Leitbild oder Leidbild Mensch: Welche Zukunftsvision haben wir eigentlich vom Menschen? Was neben Zukunftsvisionen der Technologisierung, künstlichen Intelligenz, Digitalisierung zählt

Wenn wir uns mit der Frage beschäftigen, wie sich die Welt in der Zukunft entwickeln wird, kommen häufig Phänomene wie ,,künstliche Intelligenz“ zur Sprache, ,,Digitalisierung“ oder Technologisierung. Menschensähnliche Roboter, implantierte Chips, fliegende Autos. Selbstfahrende Autos gibt es schon jetzt. Bei allen möglichen Szenarien werden verschiedenste Szenarien entworfen, wie sich die Welt um uns herum verändern könnte, wird, sollte. Irgendetwas fehlt hier. Oder?

Denn: Was ist dabei eigentlich mit uns Menschen? Wie wollen wir uns entwickeln, was ist unsere Vision von uns, vom Menschen selbst? Wie wollen wir leben, mit welchem Bewusstsein, welcher Haltung, welchen Werten, was treibt uns an? Was bewegt uns, macht uns aus, in der Zukunft? Was für ein Miteinander wollen wir leben, wie miteinander umgehen? Was verbindet uns Menschen miteinander, was unterscheidet uns? Was macht uns aus, unseren Zukunftsmenschen?

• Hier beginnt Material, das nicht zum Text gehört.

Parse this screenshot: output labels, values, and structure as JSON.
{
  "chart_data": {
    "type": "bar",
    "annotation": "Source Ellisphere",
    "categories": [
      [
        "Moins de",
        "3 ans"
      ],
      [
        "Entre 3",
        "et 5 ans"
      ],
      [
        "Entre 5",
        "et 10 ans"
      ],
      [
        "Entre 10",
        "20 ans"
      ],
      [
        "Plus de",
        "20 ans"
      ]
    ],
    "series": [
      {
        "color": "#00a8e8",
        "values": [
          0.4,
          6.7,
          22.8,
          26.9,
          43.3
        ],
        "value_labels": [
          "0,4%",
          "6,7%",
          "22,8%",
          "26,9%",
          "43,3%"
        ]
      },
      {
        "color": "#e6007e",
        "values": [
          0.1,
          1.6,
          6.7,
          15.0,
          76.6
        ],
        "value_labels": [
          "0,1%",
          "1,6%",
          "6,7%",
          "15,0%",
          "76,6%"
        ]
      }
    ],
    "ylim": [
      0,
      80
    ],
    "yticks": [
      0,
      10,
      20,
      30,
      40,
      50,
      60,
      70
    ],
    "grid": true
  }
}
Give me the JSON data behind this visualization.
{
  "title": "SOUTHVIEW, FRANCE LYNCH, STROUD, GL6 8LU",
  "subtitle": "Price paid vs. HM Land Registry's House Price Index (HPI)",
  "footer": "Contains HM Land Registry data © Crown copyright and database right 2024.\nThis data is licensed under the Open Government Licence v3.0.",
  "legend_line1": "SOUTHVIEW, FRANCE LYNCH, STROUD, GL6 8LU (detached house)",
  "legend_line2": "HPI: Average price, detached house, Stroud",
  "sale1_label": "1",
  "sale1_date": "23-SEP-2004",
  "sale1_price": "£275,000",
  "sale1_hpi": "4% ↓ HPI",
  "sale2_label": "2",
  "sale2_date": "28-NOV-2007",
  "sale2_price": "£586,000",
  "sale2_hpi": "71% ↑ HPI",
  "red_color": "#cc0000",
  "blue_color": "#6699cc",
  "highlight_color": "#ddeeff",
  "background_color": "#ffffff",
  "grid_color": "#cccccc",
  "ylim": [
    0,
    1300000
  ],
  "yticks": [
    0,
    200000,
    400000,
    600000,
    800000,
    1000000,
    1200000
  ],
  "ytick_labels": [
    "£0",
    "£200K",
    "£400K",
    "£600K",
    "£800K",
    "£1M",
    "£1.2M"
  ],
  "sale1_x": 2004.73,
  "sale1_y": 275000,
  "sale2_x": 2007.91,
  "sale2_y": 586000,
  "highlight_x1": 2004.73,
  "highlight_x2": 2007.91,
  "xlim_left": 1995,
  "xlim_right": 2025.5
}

In einer Gesellschaft, in der wir es so verinnerlicht haben, über Wachstum zu sprechen, Wachstum des Marktes, Wachstum der Wirtschaft, usw., warum sprechen wir nicht längst über den – vielleicht wichtigsten Wachstum – den Wachstum oder vielleicht eher die Entfaltungsmöglichkeiten &-richtung des Menschen?

Der wirtschaftliche Aufschwung und Kapitalismus, der Fokus auf Wirtschaftlichkeit, Produktivität und Effizienz hat uns in einen für so viele Menschen noch nie da gewesenen Wohlstand geführt, stellt Bregmann, niederländischer Historiker, heraus. Dies ist wertvoll. Zugleich sei das Festhalten daran nicht mehr zeitgemäß, so Bregmann. Die Maxime: ,,Höher, schneller, weiter“, erfüllt den Menschen auf Dauer nicht wenn es auf Kosten der eigenen Gesundheit geht. Die damit häufig verbundene Schnelligkeit, Hektik, der Fokus auf Leistung erschöpft zunehmend. Auch aus meiner langjährigen Erfahrung als Senior Beraterin über sechs Jahre mit einer Vielzahl von verschiedenen Organisationen wie Einzelpersonen, letztere über alle Hierarchiestufen hinweg zeigte sich immer wieder: Die veränderten Arbeitsbedingungen sind mit erhöhten Belastungen verbunden und fordern viele Menschen.

Es gibt dazu vereinfacht zwei grobe besonders präsente Strömungen im Zeitgeist: Ein weiterhin ,,Höher, schneller, weiter“ – die Wachstumsmaxime, die Wirtschaftlichkeit, Fakten, Profit und ,,ewiges Wachstum“unabhängig von dessen Kosten in den Fokus setzt. Daneben gibt es den Trend der Entschleunigung, Auszeit, Achtsamkeit, der ,,Work-Life-Balance“, ,,Hygge“, Spiritualität ist heute wieder ,,hip“, Meditation ,,in“, was früher eher ,,die Alternativen“ machten.

Wenn wir von uns Selbst noch keine Zukunftsvision haben, wie soll dann eine Zukunftsvision unseres Lebens wirklich Bestand haben? Macht es Sinn zunächst die äußere Welt zu entwerfen und dann den Menschen dazu, der ,,dazu“ passt? Oder könnte es nicht eher andersrum laufen, dass wir eine Vision von uns Menschen haben und dann schauen, welche äußerliche Welt dazu passt?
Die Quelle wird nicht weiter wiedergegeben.